When I play music, I don’t want to hear the same song shortly after I play it. Better songs, sure, I am willing to hear them more often. But bad songs (lower rating) make for nice filler, but really, after that, they need to go away for a while and think about who they are. In the early days of my iPod life, that was working for me. And it’s only getting worse.

See if you can follow me on this one.

I go into iTunes and I make a Smartplaylist.

I tell it to look for songs that have a rating of 5 stars and that have not been played in the last 5 days.

I call that Smartplaylist MINI1

iTunes tells me that 55 songs match that criteria.

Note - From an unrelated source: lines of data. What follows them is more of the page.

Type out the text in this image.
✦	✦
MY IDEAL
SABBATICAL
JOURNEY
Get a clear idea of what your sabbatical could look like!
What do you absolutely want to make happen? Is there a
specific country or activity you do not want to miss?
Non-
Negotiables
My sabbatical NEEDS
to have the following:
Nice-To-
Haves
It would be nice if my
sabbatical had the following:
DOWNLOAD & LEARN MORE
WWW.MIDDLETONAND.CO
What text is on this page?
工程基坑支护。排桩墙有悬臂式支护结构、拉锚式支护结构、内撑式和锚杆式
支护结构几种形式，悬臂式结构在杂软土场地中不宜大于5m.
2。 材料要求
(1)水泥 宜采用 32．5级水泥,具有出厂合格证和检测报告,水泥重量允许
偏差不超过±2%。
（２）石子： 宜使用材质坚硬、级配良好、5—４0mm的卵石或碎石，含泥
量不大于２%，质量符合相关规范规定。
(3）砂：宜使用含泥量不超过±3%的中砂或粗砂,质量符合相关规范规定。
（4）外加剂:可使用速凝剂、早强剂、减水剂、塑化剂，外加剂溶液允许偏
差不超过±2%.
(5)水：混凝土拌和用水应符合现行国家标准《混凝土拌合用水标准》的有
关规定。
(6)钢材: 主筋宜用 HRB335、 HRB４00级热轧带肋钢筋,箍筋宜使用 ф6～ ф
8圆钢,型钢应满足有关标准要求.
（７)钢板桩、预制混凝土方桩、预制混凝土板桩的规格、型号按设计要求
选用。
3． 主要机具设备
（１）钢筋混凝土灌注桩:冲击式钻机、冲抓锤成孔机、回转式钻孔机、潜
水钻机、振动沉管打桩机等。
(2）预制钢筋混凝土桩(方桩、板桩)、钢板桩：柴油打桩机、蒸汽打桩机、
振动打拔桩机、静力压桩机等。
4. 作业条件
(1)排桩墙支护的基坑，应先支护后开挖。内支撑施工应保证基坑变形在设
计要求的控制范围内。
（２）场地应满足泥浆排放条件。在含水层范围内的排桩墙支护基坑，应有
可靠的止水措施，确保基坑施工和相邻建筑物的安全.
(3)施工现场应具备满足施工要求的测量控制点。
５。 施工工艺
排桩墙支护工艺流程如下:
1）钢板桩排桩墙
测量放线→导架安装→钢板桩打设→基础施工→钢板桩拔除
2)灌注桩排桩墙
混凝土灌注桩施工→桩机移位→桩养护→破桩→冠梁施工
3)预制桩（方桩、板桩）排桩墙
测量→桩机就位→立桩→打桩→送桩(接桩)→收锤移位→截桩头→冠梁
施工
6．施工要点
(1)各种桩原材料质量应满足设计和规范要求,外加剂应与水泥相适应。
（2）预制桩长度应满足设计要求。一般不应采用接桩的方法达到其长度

I play the MINI1 Smartplaylist via iTunes for a little while. 55 songs are on the list. After the first songs finishes, it drops from the list. 54 songs now match the criteria for this Smartplaylist. Then 53. Then 52.

At 50, I stop. I plug in and synch my iPod. MINI1 is one of the Smartplaylists that I load onto my iPod. With my clickwheel, I navigate to MINI1 on my iPod. 50 songs are on the playlist.

I put in my earphones. I play the first song. 1 of 50, it says. It finishes and the next song starts. 2 of 50. The first song I played no longer meets the criteria as defined in iTunes for MINI1, yet the song remains in the iPod as part of that Smartplaylist.

I tell the iPod to go to Shuffle mode. 3 of 50. Then 4 of 50. Because songs that no longer meet the selection criteria for MINI1 as defined in iTunes are allowed to remain a part of the play list on the iPod, as I play more songs, in seemingly random order, the odds now increase of hearing the same song again.

This would not happen in iTunes, because after being played, the song is removed from the Smartplaylist because it does not meet the selection criteria.

In iTunes, at least, there is a setting to tinker with “random.” Apple lets you influence how hard iTunes works to keep like songs from being played near eather other — songs from the same album, for example. This is, I know, because what most people percieve to be random, well, isn’t. That you hear one song from, say, Hot Rocks by the Rolling Stones, and hear another song from the same album three songs later, in true randomness, is indeed possible. But most people, identifying a patter, don’t think it’s random.

Why mention this? Random music is important to me. Random being the key word. When iTunes plays, I understand (somewhat) how it is generating randomness, and I can influence that (in a very pisitive way) through the use of Smartplaylists — the song can’t play again if it’s not on the play list.

Not so when I listen to the iPod. 50 songs — with every passing song, the odds increase that I will hear again a song I have already heard.

And I really don’t understand what happens when I plug the whole thing into the Mini Cooper S I drive.

Every time the radio goes off — manually, or when the car goes off — the play lists all start with the first song (1 of 50) and the “random” play setting it turned off. Has it lost it’s logic?

I suspect that every time power is lost, it looses its memory of what has been played. Randomness starts all over again, from scratch.

So, a song plays, but stays in the Smartplaylist on the iPod, even though it doesn’t match the selection criteria that define it on iTunes. And then, any time the radio goes off, I suspect that the Apple-provided influence on randomless is lost and randomness starts anew. Which isn’t random.

When I listen with earphones, the iPod would resume at 5 of 50 in random mode. But with the iPod adapter in the Mini Cooper S, it starts all over again. iTunes does it right; iPod does not; iPod in car goes all wonky.

Yesterday, I was on the road — three one hour segments to go to meetings. Heard two songs twice. It irks me.